The primary issue with CBP drones is not that they are used, but how they are used -- specifically, that drones are rushed into the field before the requisite framework, plans, and resources are fully developed. A report released by the DHS inspector general in May found that "CBP procured unmanned aircraft before implementing adequate plans to do the following: achieve the desired level of operation; acquire sufficient funding to provide necessary operations, maintenance, and equipment; and coordinate and support stakeholder needs." At the same time, CBP Predator B drones cost more than three times more to fly per hour than their Department of Defense counterparts. Despite the high costs, some members of Congress -- specifically the 58-member Congressional Unmanned Systems Caucus -- continue to push drones on the CBP. Last fall, Congress appropriated $32 million to the CBP to purchase three additional Predator drones, after which a CBP official acknowledged, "We didn't ask for them."

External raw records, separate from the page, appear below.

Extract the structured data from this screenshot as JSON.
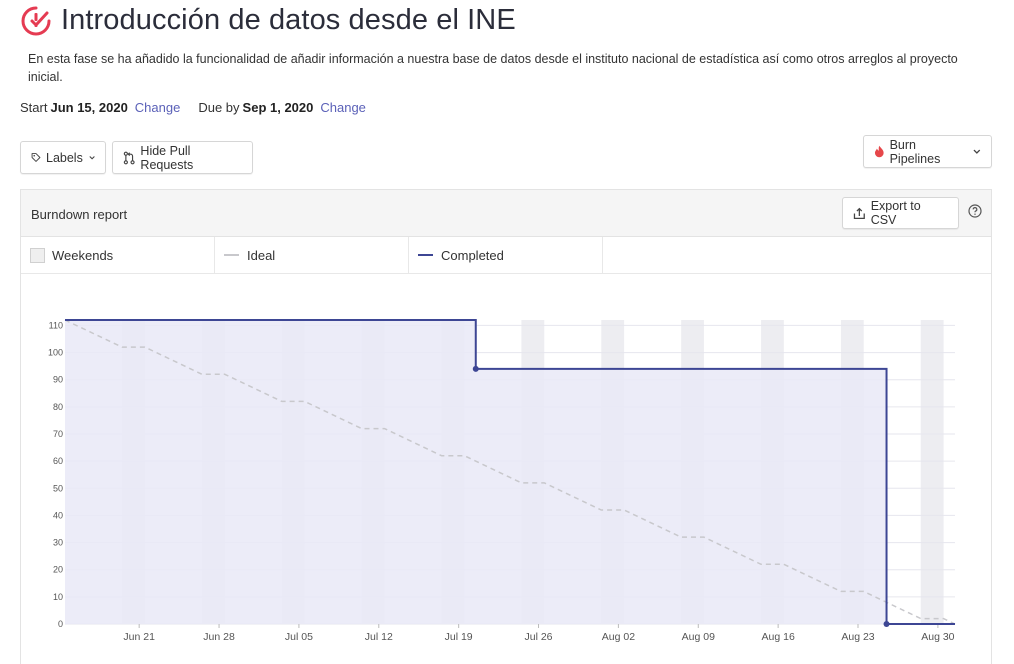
{
  "milestone": {
    "title": "Introducción de datos desde el INE",
    "description": "En esta fase se ha añadido la funcionalidad de añadir información a nuestra base de datos desde el instituto nacional de estadística así como otros arreglos al proyecto inicial.",
    "start_label": "Start",
    "start_date": "Jun 15, 2020",
    "due_label": "Due by",
    "due_date": "Sep 1, 2020",
    "change_label": "Change"
  },
  "toolbar": {
    "labels_button": "Labels",
    "hide_pr_button": "Hide Pull Requests",
    "burn_pipelines_button": "Burn Pipelines"
  },
  "report": {
    "title": "Burndown report",
    "export_button": "Export to CSV"
  },
  "legend": {
    "weekends": "Weekends",
    "ideal": "Ideal",
    "completed": "Completed"
  },
  "colors": {
    "accent": "#e53b52",
    "completed": "#3d4694",
    "completed_fill": "#e9e9f7",
    "ideal": "#c8c8cc",
    "weekend_band": "#dedee6",
    "link": "#5b61b8"
  },
  "chart_data": {
    "type": "line",
    "ylim": [
      0,
      112
    ],
    "y_ticks": [
      0,
      10,
      20,
      30,
      40,
      50,
      60,
      70,
      80,
      90,
      100,
      110
    ],
    "x_start": "2020-06-15",
    "x_end": "2020-09-01",
    "x_tick_labels": [
      "Jun 21",
      "Jun 28",
      "Jul 05",
      "Jul 12",
      "Jul 19",
      "Jul 26",
      "Aug 02",
      "Aug 09",
      "Aug 16",
      "Aug 23",
      "Aug 30"
    ],
    "x_tick_dates": [
      "2020-06-21",
      "2020-06-28",
      "2020-07-05",
      "2020-07-12",
      "2020-07-19",
      "2020-07-26",
      "2020-08-02",
      "2020-08-09",
      "2020-08-16",
      "2020-08-23",
      "2020-08-30"
    ],
    "weekends": [
      [
        "2020-06-20",
        "2020-06-21"
      ],
      [
        "2020-06-27",
        "2020-06-28"
      ],
      [
        "2020-07-04",
        "2020-07-05"
      ],
      [
        "2020-07-11",
        "2020-07-12"
      ],
      [
        "2020-07-18",
        "2020-07-19"
      ],
      [
        "2020-07-25",
        "2020-07-26"
      ],
      [
        "2020-08-01",
        "2020-08-02"
      ],
      [
        "2020-08-08",
        "2020-08-09"
      ],
      [
        "2020-08-15",
        "2020-08-16"
      ],
      [
        "2020-08-22",
        "2020-08-23"
      ],
      [
        "2020-08-29",
        "2020-08-30"
      ]
    ],
    "series": [
      {
        "name": "Ideal",
        "style": "dashed",
        "points": [
          [
            "2020-06-15",
            112
          ],
          [
            "2020-06-20",
            102
          ],
          [
            "2020-06-22",
            102
          ],
          [
            "2020-06-27",
            92
          ],
          [
            "2020-06-29",
            92
          ],
          [
            "2020-07-04",
            82
          ],
          [
            "2020-07-06",
            82
          ],
          [
            "2020-07-11",
            72
          ],
          [
            "2020-07-13",
            72
          ],
          [
            "2020-07-18",
            62
          ],
          [
            "2020-07-20",
            62
          ],
          [
            "2020-07-25",
            52
          ],
          [
            "2020-07-27",
            52
          ],
          [
            "2020-08-01",
            42
          ],
          [
            "2020-08-03",
            42
          ],
          [
            "2020-08-08",
            32
          ],
          [
            "2020-08-10",
            32
          ],
          [
            "2020-08-15",
            22
          ],
          [
            "2020-08-17",
            22
          ],
          [
            "2020-08-22",
            12
          ],
          [
            "2020-08-24",
            12
          ],
          [
            "2020-08-29",
            2
          ],
          [
            "2020-08-31",
            2
          ],
          [
            "2020-09-01",
            0
          ]
        ]
      },
      {
        "name": "Completed",
        "style": "step",
        "points": [
          [
            "2020-06-15",
            112
          ],
          [
            "2020-07-21",
            112
          ],
          [
            "2020-07-21",
            94
          ],
          [
            "2020-08-26",
            94
          ],
          [
            "2020-08-26",
            0
          ],
          [
            "2020-09-01",
            0
          ]
        ],
        "markers": [
          [
            "2020-07-21",
            94
          ],
          [
            "2020-08-26",
            0
          ]
        ]
      }
    ]
  }
}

As a result, CBP drones have had limited success in the field so far. In 2011, CBP drones helped to locate 7,600 pounds of marijuana, valued at a paltry $19 million. Drones also reportedly laid the groundwork for the apprehension of 4,865 undocumented immigrants between 2006 and 2011 -- an underwhelming statistic considering that a total of 327,577 people were captured in 2011 alone.
The good news about domestic drones is that, unlike the "covert" missions conducted abroad by the Pentagon and CIA, there is a great deal of publicly available information detailing their bases, operational command and control, missions, and costs. And, in contrast to media portrayals, domestic drones used for CBP missions enjoy measured support among U.S. citizens. In a recent poll, 64 percent of respondents approved of the use of drones "to control illegal immigration on the nation's border," and 80 percent "to help with search and rescue missions." (Sixty-seven percent were opposed to drones enforcing speed limits -- even though manned aircraft already perform this function in 19 states across the country.)
If properly planned for and funded, drones can play a critical, niche role in monitoring U.S. borders. But if there is anything to be learned from America's use of drones abroad, it is that mission creep follows. Once security forces have access to the near real-time video and radar surveillance that drones can provide, they become addicted -- and subsequently develop new missions for how drones can be used. This is the reason that, in order to assure the protection of privacy and civil liberties, there must be rigorous, sustained, and effective oversight by Congress and the courts of all drones in the United States.